On Jun 2, 2004, at 13:33, Andrew - Supernews wrote: >>>>>> "Tor" == Tor Slettnes <tor@???> writes:
>
> Tor> Exim's default timeout for callout checks is 30s; see section
> Tor> 38.22 in spec.txt.
>
> I'm aware of that. As far as I'm concerned it's a bug.
Well, the callout verification timeout should not be so large that the
original sender will timeout waiting for the response to a "MAIL FROM:"
(or "RCPT TO:") command. The original receiving host will want to
ensure that _it_ determines whether the message delivery should be
accepted, based on what it knows (i.e. can discover in a resonable
amount of time) or does not know about the validity of the sender.
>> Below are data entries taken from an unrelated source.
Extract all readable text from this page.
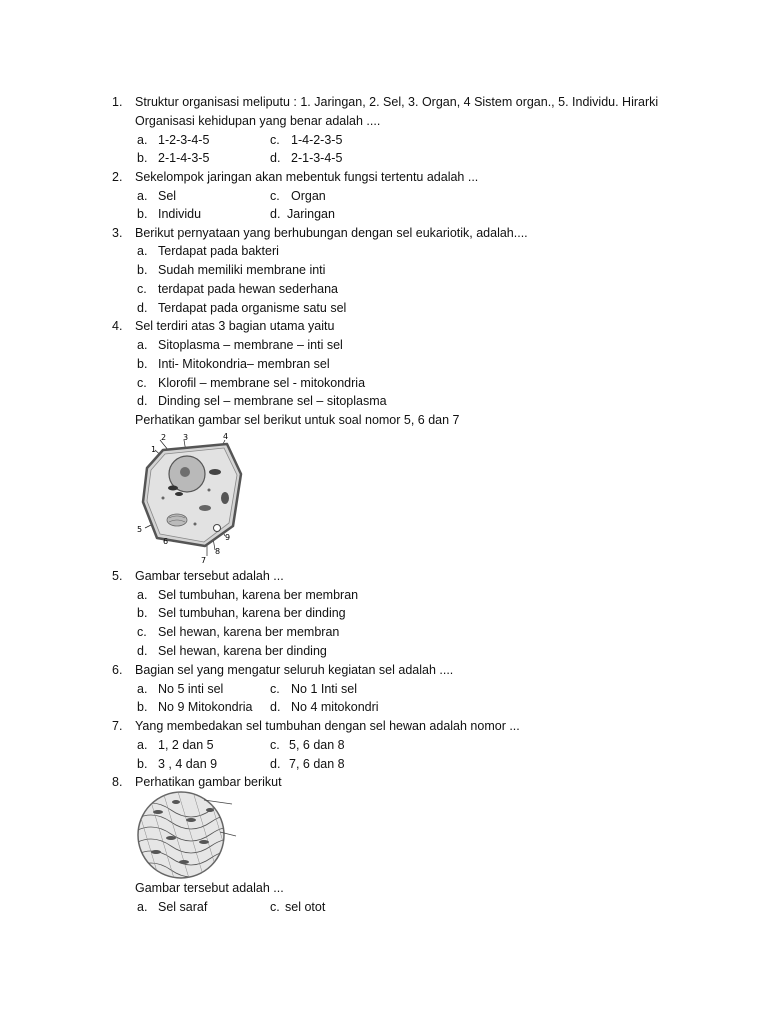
1. Struktur organisasi meliputu : 1. Jaringan, 2. Sel, 3. Organ, 4 Sistem organ., 5. Individu. Hirarki
Organisasi kehidupan yang benar adalah ....
a. 1-2-3-4-5	c. 1-4-2-3-5
b. 2-1-4-3-5	d. 2-1-3-4-5
2. Sekelompok jaringan akan mebentuk fungsi tertentu adalah ...
a. Sel	c. Organ
b. Individu	d. Jaringan
3. Berikut pernyataan yang berhubungan dengan sel eukariotik, adalah....
a. Terdapat pada bakteri
b. Sudah memiliki membrane inti
c. terdapat pada hewan sederhana
d. Terdapat pada organisme satu sel
4. Sel terdiri atas 3 bagian utama yaitu
a. Sitoplasma – membrane – inti sel
b. Inti- Mitokondria– membran sel
c. Klorofil – membrane sel - mitokondria
d. Dinding sel – membrane sel – sitoplasma
Perhatikan gambar sel berikut untuk soal nomor 5, 6 dan 7
2 3	4
1
5
6
7
8
9
5. Gambar tersebut adalah ...
a. Sel tumbuhan, karena ber membran
b. Sel tumbuhan, karena ber dinding
c. Sel hewan, karena ber membran
d. Sel hewan, karena ber dinding
6. Bagian sel yang mengatur seluruh kegiatan sel adalah ....
a. No 5 inti sel	c. No 1 Inti sel
b. No 9 Mitokondria d. No 4 mitokondri
7. Yang membedakan sel tumbuhan dengan sel hewan adalah nomor ...
a. 1, 2 dan 5	c. 5, 6 dan 8
b. 3 , 4 dan 9	d. 7, 6 dan 8
8. Perhatikan gambar berikut
Gambar tersebut adalah ...
a. Sel saraf	c. sel otot
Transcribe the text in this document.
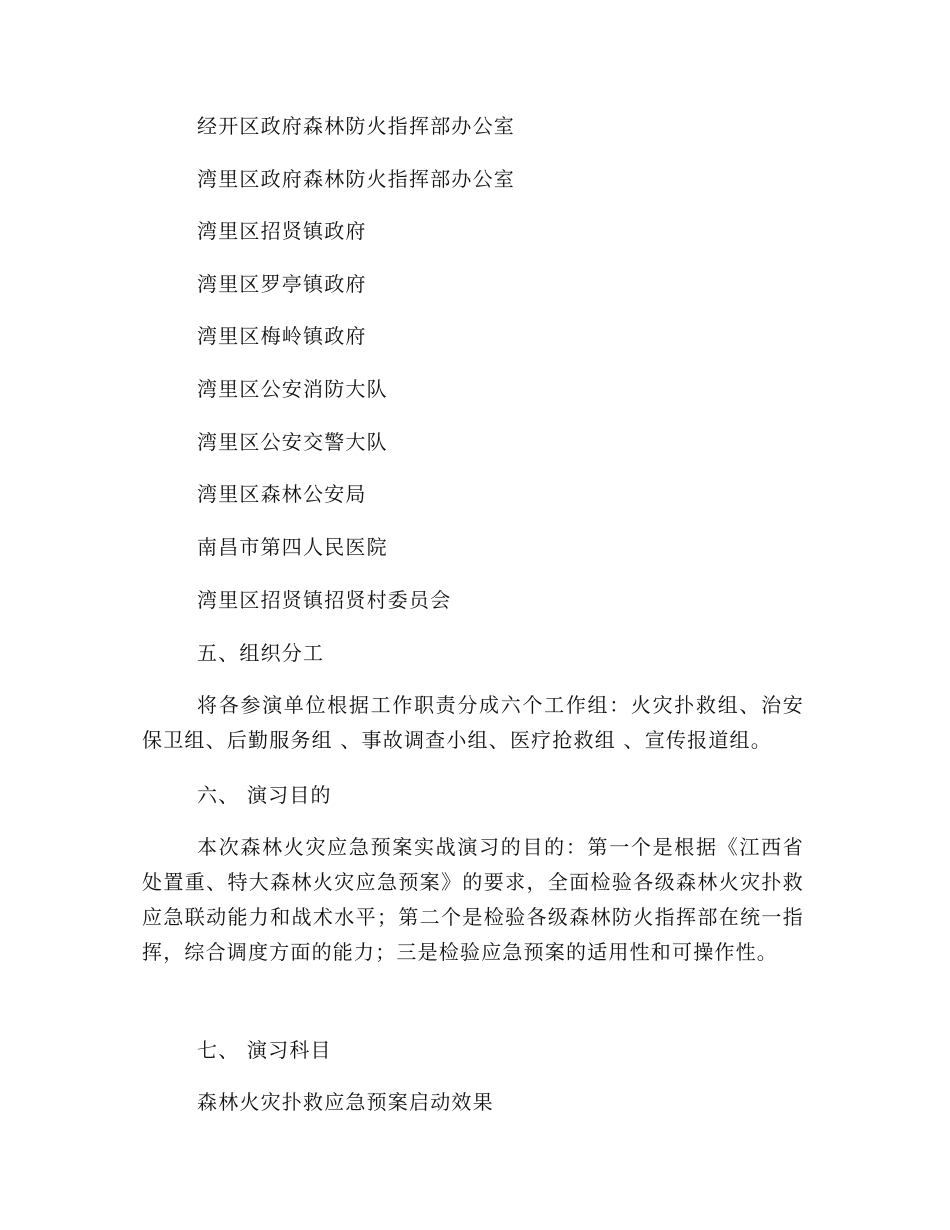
经开区政府森林防火指挥部办公室
湾里区政府森林防火指挥部办公室
湾里区招贤镇政府
湾里区罗亭镇政府
湾里区梅岭镇政府
湾里区公安消防大队
湾里区公安交警大队
湾里区森林公安局
南昌市第四人民医院
湾里区招贤镇招贤村委员会
五、组织分工
将各参演单位根据工作职责分成六个工作组：火灾扑救组、治安保卫组、后勤服务组 、事故调查小组、医疗抢救组 、宣传报道组。
六、 演习目的
本次森林火灾应急预案实战演习的目的：第一个是根据《江西省处置重、特大森林火灾应急预案》的要求，全面检验各级森林火灾扑救应急联动能力和战术水平；第二个是检验各级森林防火指挥部在统一指挥，综合调度方面的能力；三是检验应急预案的适用性和可操作性。
七、 演习科目
森林火灾扑救应急预案启动效果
One example: I am a backup MX for someone else; I verify "RCPT TO:" by
doing a recipient callout against the primary MX. I expect the primary
MX to be reasonably responsive when it is up, and thus use "defer_ok"
to accept the recipient if I cannot verify it in 30 seconds (typically
indicating that the machine is down).
> Callout is a somewhat borderline tactic in any event (certain large
> mail services, superficially an attractive target for callout
> verification due to frequent forgeries, _will_ block you if they catch
> you doing it). We use it only as a way of informing people that they
> are blocking us (turning it on for those specific domains means that
> they get to see their own rejection message in our response).
Neat.
I agree that doing callout verification is dubious by itself. So is
SPF. However, when you combine the two, two wrongs could actually make
a semi-right.
By doing callout verification, you ensure that the sender address
actually exists.
By doing SPF validation, you ensure that a valid address is allowed to
send you mail from a particular host.